Jeux et politique

 

Cicéron discourant dans le Sénat, images de la série Rome de HBO.

 

Rome et ses jeux est une légende connue de tous et qui n'en finit pas d'étonner. Ce qu'on appelle " la grandeur et la décadence " de Rome, suite au véritable culte qu'elle voue aux jeux de l'amphithéâtre, fait passer pour des dégénérés stupides, paresseux et sanguinaires la plèbe ( le peuple ) romain.

Lorsque nous disons " politique dans Rome ", nous avons tous en tête les images de sénateurs romains, riches magistrats élus par le peuple, discourant pendant des heures dans leur rigide toge à bandes rouges, dans un poussiéreux et obscur Sénat, loin de ce peuple qui les a élus et de ses problèmes.

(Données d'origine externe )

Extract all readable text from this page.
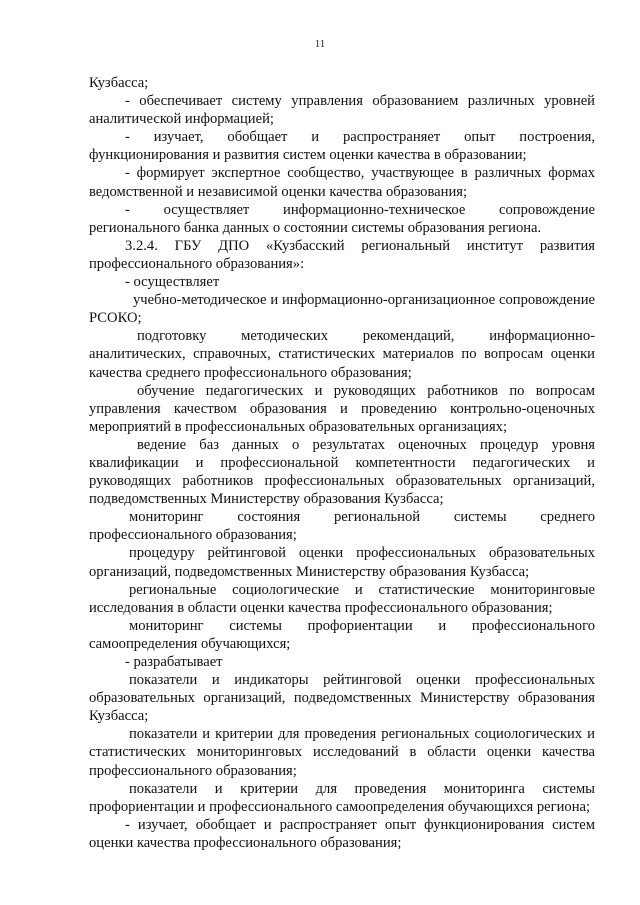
11

Кузбасса;

- обеспечивает систему управления образованием различных уровней аналитической информацией;

- изучает, обобщает и распространяет опыт построения, функционирования и развития систем оценки качества в образовании;

- формирует экспертное сообщество, участвующее в различных формах ведомственной и независимой оценки качества образования;

- осуществляет информационно-техническое сопровождение регионального банка данных о состоянии системы образования региона.

3.2.4. ГБУ ДПО «Кузбасский региональный институт развития профессионального образования»:

- осуществляет

учебно-методическое и информационно-организационное сопровождение РСОКО;

подготовку методических рекомендаций, информационно-аналитических, справочных, статистических материалов по вопросам оценки качества среднего профессионального образования;

обучение педагогических и руководящих работников по вопросам управления качеством образования и проведению контрольно-оценочных мероприятий в профессиональных образовательных организациях;

ведение баз данных о результатах оценочных процедур уровня квалификации и профессиональной компетентности педагогических и руководящих работников профессиональных образовательных организаций, подведомственных Министерству образования Кузбасса;

мониторинг состояния региональной системы среднего профессионального образования;

процедуру рейтинговой оценки профессиональных образовательных организаций, подведомственных Министерству образования Кузбасса;

региональные социологические и статистические мониторинговые исследования в области оценки качества профессионального образования;

мониторинг системы профориентации и профессионального самоопределения обучающихся;

- разрабатывает

показатели и индикаторы рейтинговой оценки профессиональных образовательных организаций, подведомственных Министерству образования Кузбасса;

показатели и критерии для проведения региональных социологических и статистических мониторинговых исследований в области оценки качества профессионального образования;

показатели и критерии для проведения мониторинга системы профориентации и профессионального самоопределения обучающихся региона;

- изучает, обобщает и распространяет опыт функционирования систем оценки качества профессионального образования;
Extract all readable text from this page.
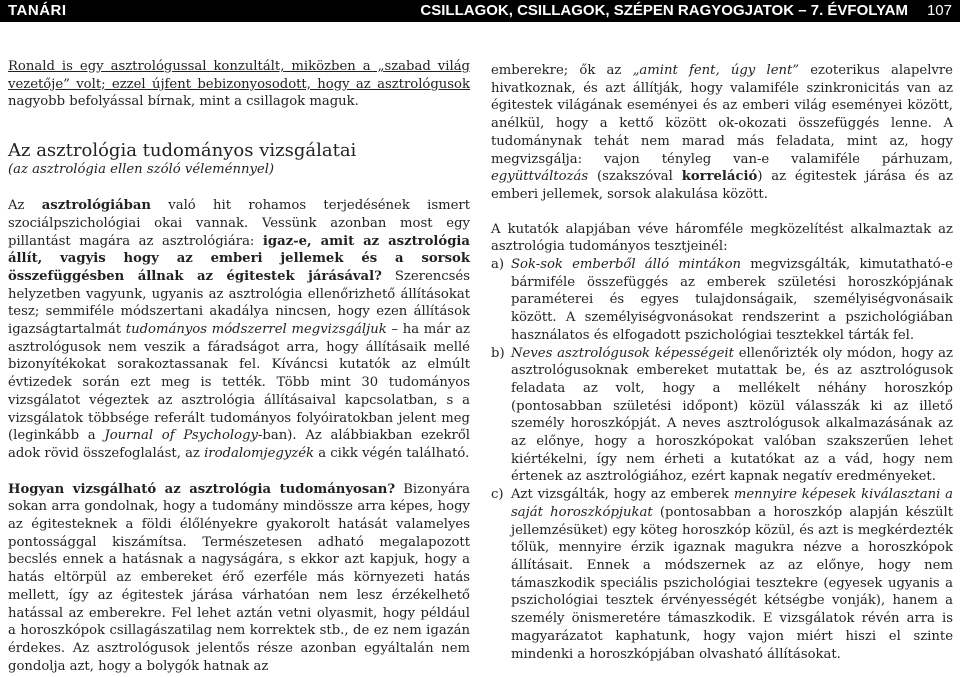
TANÁRI	CSILLAGOK, CSILLAGOK, SZÉPEN RAGYOGJATOK – 7. ÉVFOLYAM 107

Ronald is egy asztrológussal konzultált, miközben a „szabad világ vezetője” volt; ezzel újfent bebizonyosodott, hogy az asztrológusok nagyobb befolyással bírnak, mint a csillagok maguk.

Az asztrológia tudományos vizsgálatai

(az asztrológia ellen szóló véleménnyel)

Az asztrológiában való hit rohamos terjedésének ismert szociálpszichológiai okai vannak. Vessünk azonban most egy pillantást magára az asztrológiára: igaz-e, amit az asztrológia állít, vagyis hogy az emberi jellemek és a sorsok összefüggésben állnak az égitestek járásával? Szerencsés helyzetben vagyunk, ugyanis az asztrológia ellenőrizhető állításokat tesz; semmiféle módszertani akadálya nincsen, hogy ezen állítások igazságtartalmát tudományos módszerrel megvizsgáljuk – ha már az asztrológusok nem veszik a fáradságot arra, hogy állításaik mellé bizonyítékokat sorakoztassanak fel. Kíváncsi kutatók az elmúlt évtizedek során ezt meg is tették. Több mint 30 tudományos vizsgálatot végeztek az asztrológia állításaival kapcsolatban, s a vizsgálatok többsége referált tudományos folyóiratokban jelent meg (leginkább a Journal of Psychology-ban). Az alábbiakban ezekről adok rövid összefoglalást, az irodalomjegyzék a cikk végén található.

Hogyan vizsgálható az asztrológia tudományosan? Bizonyára sokan arra gondolnak, hogy a tudomány mindössze arra képes, hogy az égitesteknek a földi élőlényekre gyakorolt hatását valamelyes pontossággal kiszámítsa. Természetesen adható megalapozott becslés ennek a hatásnak a nagyságára, s ekkor azt kapjuk, hogy a hatás eltörpül az embereket érő ezerféle más környezeti hatás mellett, így az égitestek járása várhatóan nem lesz érzékelhető hatással az emberekre. Fel lehet aztán vetni olyasmit, hogy például a horoszkópok csillagászatilag nem korrektek stb., de ez nem igazán érdekes. Az asztrológusok jelentős része azonban egyáltalán nem gondolja azt, hogy a bolygók hatnak az

emberekre; ők az „amint fent, úgy lent” ezoterikus alapelvre hivatkoznak, és azt állítják, hogy valamiféle szinkronicitás van az égitestek világának eseményei és az emberi világ eseményei között, anélkül, hogy a kettő között ok-okozati összefüggés lenne. A tudománynak tehát nem marad más feladata, mint az, hogy megvizsgálja: vajon tényleg van-e valamiféle párhuzam, együttváltozás (szakszóval korreláció) az égitestek járása és az emberi jellemek, sorsok alakulása között.

A kutatók alapjában véve háromféle megközelítést alkalmaztak az asztrológia tudományos tesztjeinél:

a) Sok-sok emberből álló mintákon megvizsgálták, kimutatható-e bármiféle összefüggés az emberek születési horoszkópjának paraméterei és egyes tulajdonságaik, személyiségvonásaik között. A személyiségvonásokat rendszerint a pszichológiában használatos és elfogadott pszichológiai tesztekkel tárták fel.
b) Neves asztrológusok képességeit ellenőrizték oly módon, hogy az asztrológusoknak embereket mutattak be, és az asztrológusok feladata az volt, hogy a mellékelt néhány horoszkóp (pontosabban születési időpont) közül válasszák ki az illető személy horoszkópját. A neves asztrológusok alkalmazásának az az előnye, hogy a horoszkópokat valóban szakszerűen lehet kiértékelni, így nem érheti a kutatókat az a vád, hogy nem értenek az asztrológiához, ezért kapnak negatív eredményeket.
c) Azt vizsgálták, hogy az emberek mennyire képesek kiválasztani a saját horoszkópjukat (pontosabban a horoszkóp alapján készült jellemzésüket) egy köteg horoszkóp közül, és azt is megkérdezték tőlük, mennyire érzik igaznak magukra nézve a horoszkópok állításait. Ennek a módszernek az az előnye, hogy nem támaszkodik speciális pszichológiai tesztekre (egyesek ugyanis a pszichológiai tesztek érvényességét kétségbe vonják), hanem a személy önismeretére támaszkodik. E vizsgálatok révén arra is magyarázatot kaphatunk, hogy vajon miért hiszi el szinte mindenki a horoszkópjában olvasható állításokat.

Croyez-vous vraiment que le peuple aurait aimé un César qui se moque de ses préoccupations ? Croyez-vous que le peuple aurait laissé longtemps un ramassis de vieillards embourgeoisés décider à sa place et se moquer d'eux, prenant leur or pour embellir leurs propres villas ? Croyez-vous que des empereurs comme Néron ou Auguste auraient été pleurés après leur mort comme ils l'ont été s'ils n'avaient pas été aimés, et pour cela proches, du peuple ? 

C'est là que l'amphithéâtre, et les Jeux, prennent toute leur dimension politique.  

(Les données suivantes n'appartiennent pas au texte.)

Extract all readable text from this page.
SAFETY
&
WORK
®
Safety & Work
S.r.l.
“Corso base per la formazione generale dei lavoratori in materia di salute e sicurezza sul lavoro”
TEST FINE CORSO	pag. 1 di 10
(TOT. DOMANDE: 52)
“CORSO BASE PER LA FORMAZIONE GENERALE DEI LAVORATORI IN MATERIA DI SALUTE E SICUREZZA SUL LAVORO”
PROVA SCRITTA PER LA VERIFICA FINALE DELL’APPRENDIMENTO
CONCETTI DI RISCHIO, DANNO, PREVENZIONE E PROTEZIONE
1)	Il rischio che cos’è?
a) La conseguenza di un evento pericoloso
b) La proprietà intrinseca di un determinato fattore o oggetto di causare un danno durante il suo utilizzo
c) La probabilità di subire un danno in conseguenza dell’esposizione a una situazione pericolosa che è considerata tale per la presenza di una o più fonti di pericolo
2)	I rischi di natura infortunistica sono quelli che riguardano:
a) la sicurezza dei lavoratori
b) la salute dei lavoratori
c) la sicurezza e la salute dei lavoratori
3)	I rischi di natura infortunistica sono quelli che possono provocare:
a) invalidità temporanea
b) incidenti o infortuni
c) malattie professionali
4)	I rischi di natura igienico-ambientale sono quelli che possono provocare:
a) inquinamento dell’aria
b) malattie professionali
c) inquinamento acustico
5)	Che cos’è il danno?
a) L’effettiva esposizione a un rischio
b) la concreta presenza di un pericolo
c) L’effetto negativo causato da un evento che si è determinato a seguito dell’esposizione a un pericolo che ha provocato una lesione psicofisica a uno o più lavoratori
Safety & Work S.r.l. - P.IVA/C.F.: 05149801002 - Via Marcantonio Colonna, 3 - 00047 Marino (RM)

Imaginez, à notre époque et sous réserve que vous habitiez la capitale, que vous fréquentiez votre président de la République 3 à 4 heures dans une journée, et ce chaque jour ou presque. Cela nous paraît impensable aujourd'hui, c'est pourtant ce qui se passait à Rome sous le Haut Empire ( si toutefois l'empereur n'était pas mysanthrope comme Tibère par exemple. )

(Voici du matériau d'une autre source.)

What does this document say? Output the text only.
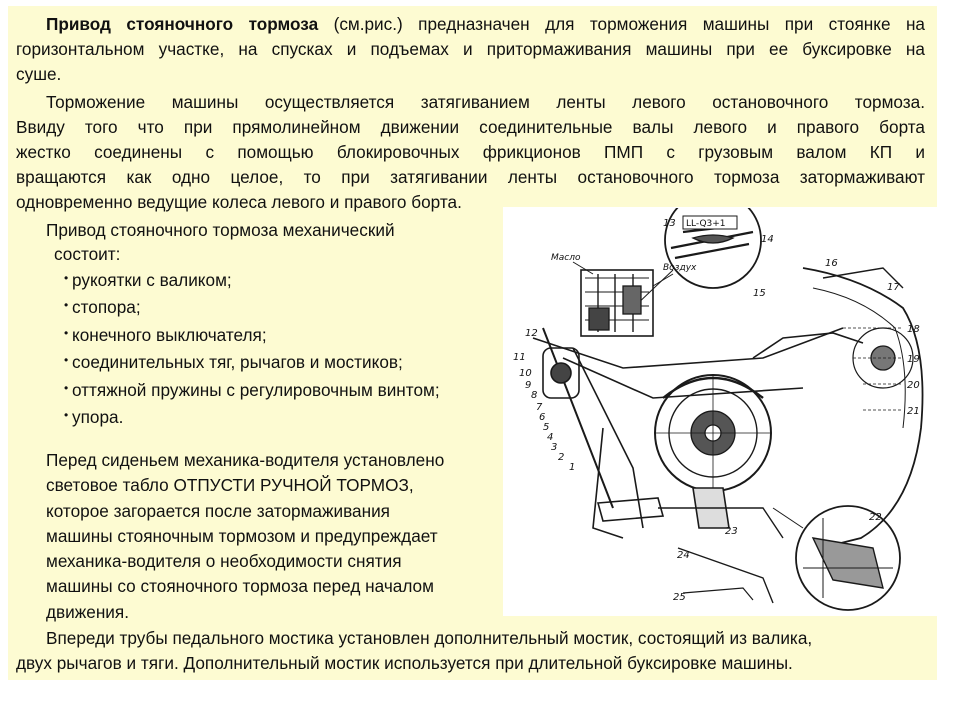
Привод стояночного тормоза (см.рис.) предназначен для торможения машины при стоянке на

горизонтальном участке, на спусках и подъемах и притормаживания машины при ее буксировке на

суше.

Торможение машины осуществляется затягиванием ленты левого остановочного тормоза.

Ввиду того что при прямолинейном движении соединительные валы левого и правого борта

жестко соединены с помощью блокировочных фрикционов ПМП с грузовым валом КП и

вращаются как одно целое, то при затягивании ленты остановочного тормоза затормаживают

одновременно ведущие колеса левого и правого борта.

Привод стояночного тормоза механический

состоит:

• рукоятки с валиком;
• стопора;
• конечного выключателя;
• соединительных тяг, рычагов и мостиков;
• оттяжной пружины с регулировочным винтом;
• упора.
Перед сиденьем механика-водителя установлено
световое табло ОТПУСТИ РУЧНОЙ ТОРМОЗ,
которое загорается после затормаживания
машины стояночным тормозом и предупреждает
механика-водителя о необходимости снятия
машины со стояночного тормоза перед началом
движения.

Впереди трубы педального мостика установлен дополнительный мостик, состоящий из валика,

двух рычагов и тяги. Дополнительный мостик используется при длительной буксировке машины.

LL-Q3+1
Масло
Воздух
1
2
3
4
5
6
7
8
9
10
11
12
13
14
15
16
17
18
19
20
21
22
23
24
25
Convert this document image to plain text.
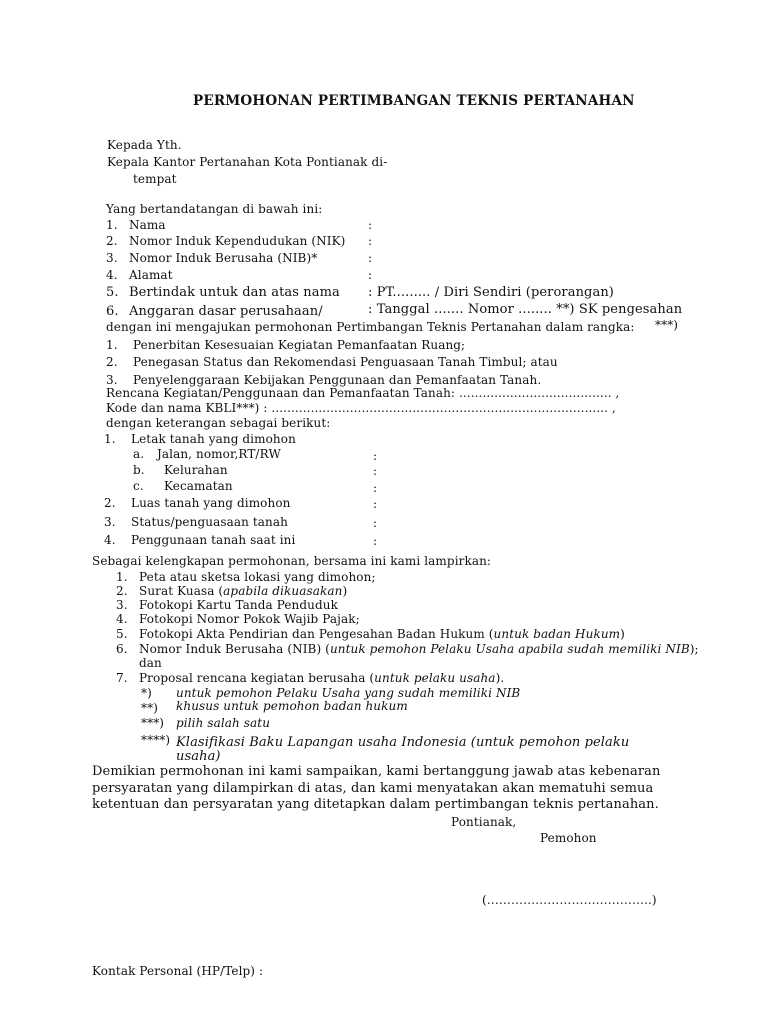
PERMOHONAN PERTIMBANGAN TEKNIS PERTANAHAN
Kepada Yth.
Kepala Kantor Pertanahan Kota Pontianak di-
tempat
Yang bertandatangan di bawah ini:
1. Nama	:
2. Nomor Induk Kependudukan (NIK) :
3. Nomor Induk Berusaha (NIB)*	:
4. Alamat	:
5. Bertindak untuk dan atas nama : PT......... / Diri Sendiri (perorangan)
6. Anggaran dasar perusahaan/	: Tanggal ....... Nomor ........ **) SK pengesahan
dengan ini mengajukan permohonan Pertimbangan Teknis Pertanahan dalam rangka: ***)
1. Penerbitan Kesesuaian Kegiatan Pemanfaatan Ruang;
2. Penegasan Status dan Rekomendasi Penguasaan Tanah Timbul; atau
3. Penyelenggaraan Kebijakan Penggunaan dan Pemanfaatan Tanah.
Rencana Kegiatan/Penggunaan dan Pemanfaatan Tanah: ....................................... ,
Kode dan nama KBLI***) : ...................................................................................... ,
dengan keterangan sebagai berikut:
1. Letak tanah yang dimohon
a. Jalan, nomor,RT/RW	:
b. Kelurahan	:
c. Kecamatan	:
2. Luas tanah yang dimohon	:
3. Status/penguasaan tanah	:
4. Penggunaan tanah saat ini	:
Sebagai kelengkapan permohonan, bersama ini kami lampirkan:
1. Peta atau sketsa lokasi yang dimohon;
2. Surat Kuasa (apabila dikuasakan)
3. Fotokopi Kartu Tanda Penduduk
4. Fotokopi Nomor Pokok Wajib Pajak;
5. Fotokopi Akta Pendirian dan Pengesahan Badan Hukum (untuk badan Hukum)
6. Nomor Induk Berusaha (NIB) (untuk pemohon Pelaku Usaha apabila sudah memiliki NIB);
dan
7. Proposal rencana kegiatan berusaha (untuk pelaku usaha).
*) untuk pemohon Pelaku Usaha yang sudah memiliki NIB
**) khusus untuk pemohon badan hukum
***) pilih salah satu
****) Klasifikasi Baku Lapangan usaha Indonesia (untuk pemohon pelaku
usaha)
Demikian permohonan ini kami sampaikan, kami bertanggung jawab atas kebenaran
persyaratan yang dilampirkan di atas, dan kami menyatakan akan mematuhi semua
ketentuan dan persyaratan yang ditetapkan dalam pertimbangan teknis pertanahan.
Pontianak,
Pemohon
(…………………………………..)
Kontak Personal (HP/Telp) :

Ainsi, l'éminent historien Paul Veyne nous apprend que l'Empereur assiste à la plupart des Jeux, ceux qu'il organise, ceux qu'on organise en son honneur, ceux pour son anniversaire ou pour célébrer un quelconque évènement... à cela s'ajoutaient les distributions publiques d'argent et de billets de loterie par l'empereur au peuple dans les rues ( Caligula adorait voir les gens se battre entre eux pour récupérer un cadeau ), les jugements pénaux que rendaient en public l'empereur sur le Forum, lorsqu'il présidait les sacrifices solennels, etc.. 

" La ville de Rome vivait une vie de fêtes, de plusieurs mois de fêtes par an, egrénées par séries de quelques jours au hasard du calendrier religieux; et ces mois de loisir qu'avait le public, il les passait en compagnie du Prince : il coexistait avec le Prince presque autant que des courtisans avec leur roi ". Paul Veyne, Le pain et le Cirque, p. 662. 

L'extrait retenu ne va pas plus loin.